気まずかったから

@PPmojitarinai

第1話

少年は、どうしていいか分からなくなっていた。


引き続き虫取りをしようにも、丁度いい高さに居た蝉は既に足元で騒音を発している虫篭の中だ。朝早くから集められた夥しい数の蝉が籠められたそれは、蝉を知らぬ者が見れば呪術的道具に見えるかもしれない。


自身の虫篭の中の数匹の蝉を眺めながら、少年は自身に呪物を託した友人に苛立ちを募らせていく。


彼は三十分程前、昼食だと母親に呼び出され一時帰宅してしまったのだ。その際、「こんなの持って帰ったら怒られるから」と少年に虫篭を預けていった。


少年も先程からそろそろ帰ってくるように呼びつけられているのだが、やはりこんな奴隷船の方がまだ人道的に見える蝉詰めなどを持って帰れば何らかの理由で怒られるだろう。


さりとて虫篭を置いて帰る訳にもいかない。何故なら、先程から木陰で笑みを浮かべながらこちらを見ている不気味な女がいるからだ。


あのお姉さんはこの蝉を狙っているに違いない。一般的な感性に照らし合わせれば、妙齢の女性が蝉を欲するなどという話はかなり限定的なシチュエーションでもなければありえないのだが、まだ物の価値もよく分からない少年はそのように考えていた。


にっちもさっちもいかなくなった少年は自棄になって蟻を捕まえて遊び始めた。しかし、彼の虫篭は蟻のような極小の生物には対応していない。捕まえた傍から逃げる蟻たちに、少年は増々苛立ちを募らせる。


いよいよ少年が怒りのままに蟻を踏みつけようかという時、彼の携帯電話に友人からの連絡があった。


曰く、熱いから午後は家で遊ぼう。蝉は逃がしておいて、と。


流石に抑えきれぬかと思われた少年の怒りは、彼からのアイスを提供するという打診によって窘められた。

そのアイスというのが業務用のものだとかで、かなりの量があるらしい。

その上彼の母親は午後から仕事らしく、咎める者のいない家の中で、好きなだけ食べてもいい。


これだけの好条件を突き付けられ、彼の怒りは消えて失せた。昼食を食べたら直ぐに行くと連絡し、今度は蝉の対処をする必要に迫られた。
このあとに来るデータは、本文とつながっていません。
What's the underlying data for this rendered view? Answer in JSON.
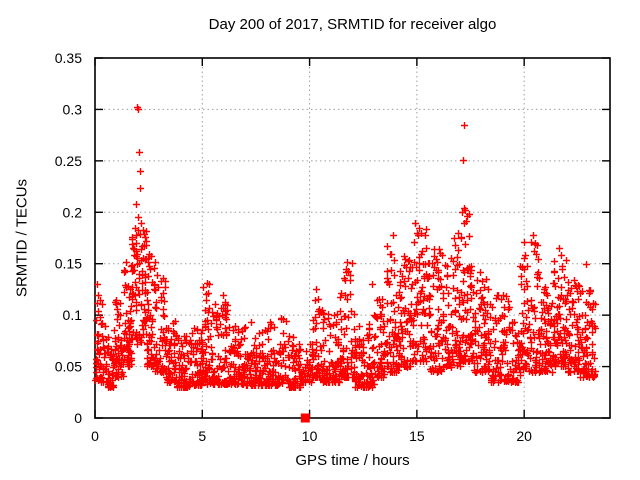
{
  "chart_data": {
    "type": "scatter",
    "title": "Day 200 of 2017, SRMTID for receiver algo",
    "xlabel": "GPS time / hours",
    "ylabel": "SRMTID / TECUs",
    "xlim": [
      0,
      24
    ],
    "ylim": [
      0,
      0.35
    ],
    "xticks": {
      "values": [
        0,
        5,
        10,
        15,
        20
      ],
      "labels": [
        "0",
        "5",
        "10",
        "15",
        "20"
      ]
    },
    "yticks": {
      "values": [
        0,
        0.05,
        0.1,
        0.15,
        0.2,
        0.25,
        0.3,
        0.35
      ],
      "labels": [
        "0",
        "0.05",
        "0.1",
        "0.15",
        "0.2",
        "0.25",
        "0.3",
        "0.35"
      ]
    },
    "grid": true,
    "legend": "none",
    "marker": {
      "type": "plus",
      "color": "#ff0000",
      "size": 7,
      "stroke_width": 1.4
    },
    "special_points": [
      {
        "x": 9.8,
        "y": 0,
        "marker": "filled-square",
        "color": "#ff0000",
        "size": 9
      }
    ],
    "outlier_points": [
      [
        1.95,
        0.302
      ],
      [
        2.02,
        0.3
      ],
      [
        2.05,
        0.259
      ],
      [
        2.1,
        0.24
      ],
      [
        2.08,
        0.224
      ],
      [
        1.91,
        0.208
      ],
      [
        2.0,
        0.195
      ],
      [
        2.15,
        0.19
      ],
      [
        1.85,
        0.185
      ],
      [
        17.2,
        0.285
      ],
      [
        17.15,
        0.251
      ],
      [
        17.25,
        0.202
      ],
      [
        17.32,
        0.196
      ],
      [
        17.18,
        0.19
      ],
      [
        16.9,
        0.18
      ],
      [
        17.05,
        0.175
      ],
      [
        0.1,
        0.13
      ],
      [
        0.15,
        0.12
      ],
      [
        0.08,
        0.112
      ],
      [
        5.2,
        0.131
      ],
      [
        5.25,
        0.122
      ],
      [
        5.15,
        0.115
      ],
      [
        5.95,
        0.12
      ],
      [
        6.05,
        0.113
      ],
      [
        10.3,
        0.125
      ],
      [
        11.75,
        0.152
      ],
      [
        11.8,
        0.143
      ],
      [
        12.9,
        0.13
      ],
      [
        13.9,
        0.178
      ],
      [
        14.9,
        0.19
      ],
      [
        15.1,
        0.185
      ],
      [
        15.0,
        0.18
      ],
      [
        17.95,
        0.142
      ],
      [
        20.4,
        0.178
      ],
      [
        20.5,
        0.17
      ],
      [
        20.45,
        0.162
      ],
      [
        21.6,
        0.165
      ],
      [
        21.7,
        0.158
      ],
      [
        22.9,
        0.15
      ]
    ],
    "cloud_segments": [
      [
        0.0,
        0.4,
        45,
        0.035,
        0.125,
        1.8
      ],
      [
        0.4,
        0.9,
        50,
        0.03,
        0.09,
        2.0
      ],
      [
        0.9,
        1.3,
        50,
        0.04,
        0.12,
        1.8
      ],
      [
        1.3,
        1.7,
        55,
        0.05,
        0.155,
        1.5
      ],
      [
        1.7,
        2.4,
        90,
        0.07,
        0.185,
        1.3
      ],
      [
        2.4,
        2.8,
        55,
        0.05,
        0.16,
        1.8
      ],
      [
        2.8,
        3.3,
        55,
        0.045,
        0.14,
        2.0
      ],
      [
        3.3,
        3.8,
        50,
        0.035,
        0.1,
        2.2
      ],
      [
        3.8,
        4.5,
        65,
        0.03,
        0.08,
        2.2
      ],
      [
        4.5,
        5.0,
        55,
        0.032,
        0.095,
        2.4
      ],
      [
        5.0,
        5.5,
        55,
        0.033,
        0.13,
        2.6
      ],
      [
        5.5,
        6.2,
        70,
        0.033,
        0.115,
        2.6
      ],
      [
        6.2,
        7.0,
        80,
        0.033,
        0.09,
        2.4
      ],
      [
        7.0,
        8.0,
        95,
        0.032,
        0.095,
        2.4
      ],
      [
        8.0,
        9.0,
        95,
        0.032,
        0.1,
        2.5
      ],
      [
        9.0,
        9.6,
        50,
        0.03,
        0.08,
        2.3
      ],
      [
        9.6,
        10.1,
        30,
        0.035,
        0.075,
        2.2
      ],
      [
        10.1,
        10.6,
        50,
        0.04,
        0.12,
        2.4
      ],
      [
        10.6,
        11.4,
        75,
        0.035,
        0.105,
        2.3
      ],
      [
        11.4,
        12.1,
        70,
        0.04,
        0.155,
        2.4
      ],
      [
        12.1,
        13.0,
        85,
        0.03,
        0.095,
        2.2
      ],
      [
        13.0,
        13.5,
        50,
        0.04,
        0.12,
        2.2
      ],
      [
        13.5,
        14.2,
        70,
        0.045,
        0.175,
        2.0
      ],
      [
        14.2,
        14.7,
        55,
        0.05,
        0.16,
        1.9
      ],
      [
        14.7,
        15.6,
        90,
        0.055,
        0.185,
        1.7
      ],
      [
        15.6,
        16.3,
        70,
        0.045,
        0.165,
        2.0
      ],
      [
        16.3,
        17.0,
        75,
        0.05,
        0.175,
        1.9
      ],
      [
        17.0,
        17.6,
        65,
        0.055,
        0.205,
        1.8
      ],
      [
        17.6,
        18.4,
        80,
        0.045,
        0.135,
        1.9
      ],
      [
        18.4,
        19.3,
        80,
        0.035,
        0.12,
        2.1
      ],
      [
        19.3,
        19.8,
        45,
        0.035,
        0.11,
        2.2
      ],
      [
        19.8,
        20.7,
        90,
        0.045,
        0.175,
        2.0
      ],
      [
        20.7,
        21.3,
        65,
        0.045,
        0.13,
        2.0
      ],
      [
        21.3,
        22.0,
        80,
        0.05,
        0.16,
        1.9
      ],
      [
        22.0,
        22.6,
        70,
        0.045,
        0.135,
        1.9
      ],
      [
        22.6,
        23.3,
        75,
        0.04,
        0.125,
        1.8
      ]
    ],
    "seed": 1234567,
    "colors": {
      "background": "#ffffff",
      "frame": "#000000",
      "grid": "#9e9e9e",
      "text": "#000000",
      "points": "#ff0000"
    }
  }
}
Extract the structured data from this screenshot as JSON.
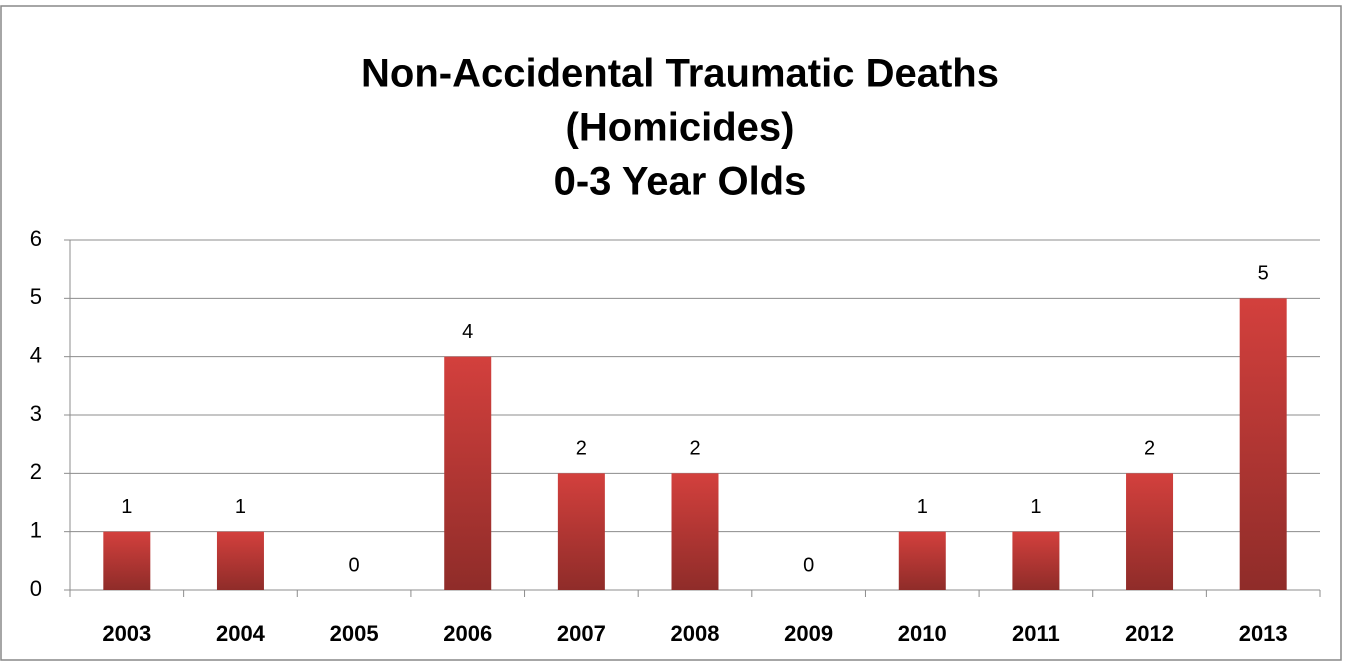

一体どれほどの蝉が詰まっているのだろう。自由を奪われ虫篭の中でつっかえた蝉達を、一匹ずつ外に出してやるのは骨が折れそうだ。


少し不気味だが、いっそあのお姉さんに渡してもいいかもしれない。一瞬浮かんだ考えを直ぐに取り下げたのは、虫篭の底に動かなくなった蝉を数匹発見したからだ。


思い返せば朝から蝉を捕まえながらも走り回ったり、虫篭を振り回したりしていた。そのため取り立てて不幸な何匹かの蝉達は圧死してしまったようだ。


自分が殺した訳ではないとはいえ、自分の持っている虫篭から死体が出てくるのを見られるのは少し気まずい。


少年はそのように考えたのだろう。仕方なしにお姉さんから見えないであろう位置に回り、そこで蝉達を放った。


「……行ったかな。」


残っていた少年が去っていったのを確認した女の表情からは笑みが消えていた。


女の傍らにはヤツデ等の大型の葉っぱで形成された不自然な膨らみがある。


その中には、今朝、女に襲い掛かろうとした男が倒れていた。


必死に抵抗する女との取っ組み合いの果てにうっかり転んでしまった彼は、木に頭をぶつけて動かなくなってしまった。


その事に対する彼女の責は殆どなかっただろう。しかし、事故現場近くに虫取り少年たちがやってきたのを見た彼女が行った男への対処は、他の物に見られないよう、巧妙に隠すというものだった。


男を隠し、少年たちが近づいて来ないよう彼らを見張り続けていた。


或いはこの男が自身と全く関係の無い、不幸な事故によって亡くなった死体であったならば、きっと彼女は救急車なりパトカーなりを呼びつけていただろう。


少年たちが来なかった場合も、恐らくはそのようにしていたはずだ。


しかし、罪の意識の欠片と彼への嫌悪が、少年たちに自身と彼が倒れているのを結び付けられることを拒んでしまった。それは先ほど少年が抱いていた気まずさと同種の物だったかもしれない。


罪の意識と気まずさ、そしていつまでも立ち去らない少年たちへの苛立ちによって形成された笑みは、逆に少年たちに不気味に思われていた。少年が近寄らなかったのは、きっとそれも理由の一つだったのだろう。


もう4時間程経ったが、彼が動く様子はない。恐らくはもう死んでいるのだろう。女は最早罪なき存在では無くなってしまった。


蝉のように捨て置く事は出来ないそれの対処に頭を悩ませるのだった。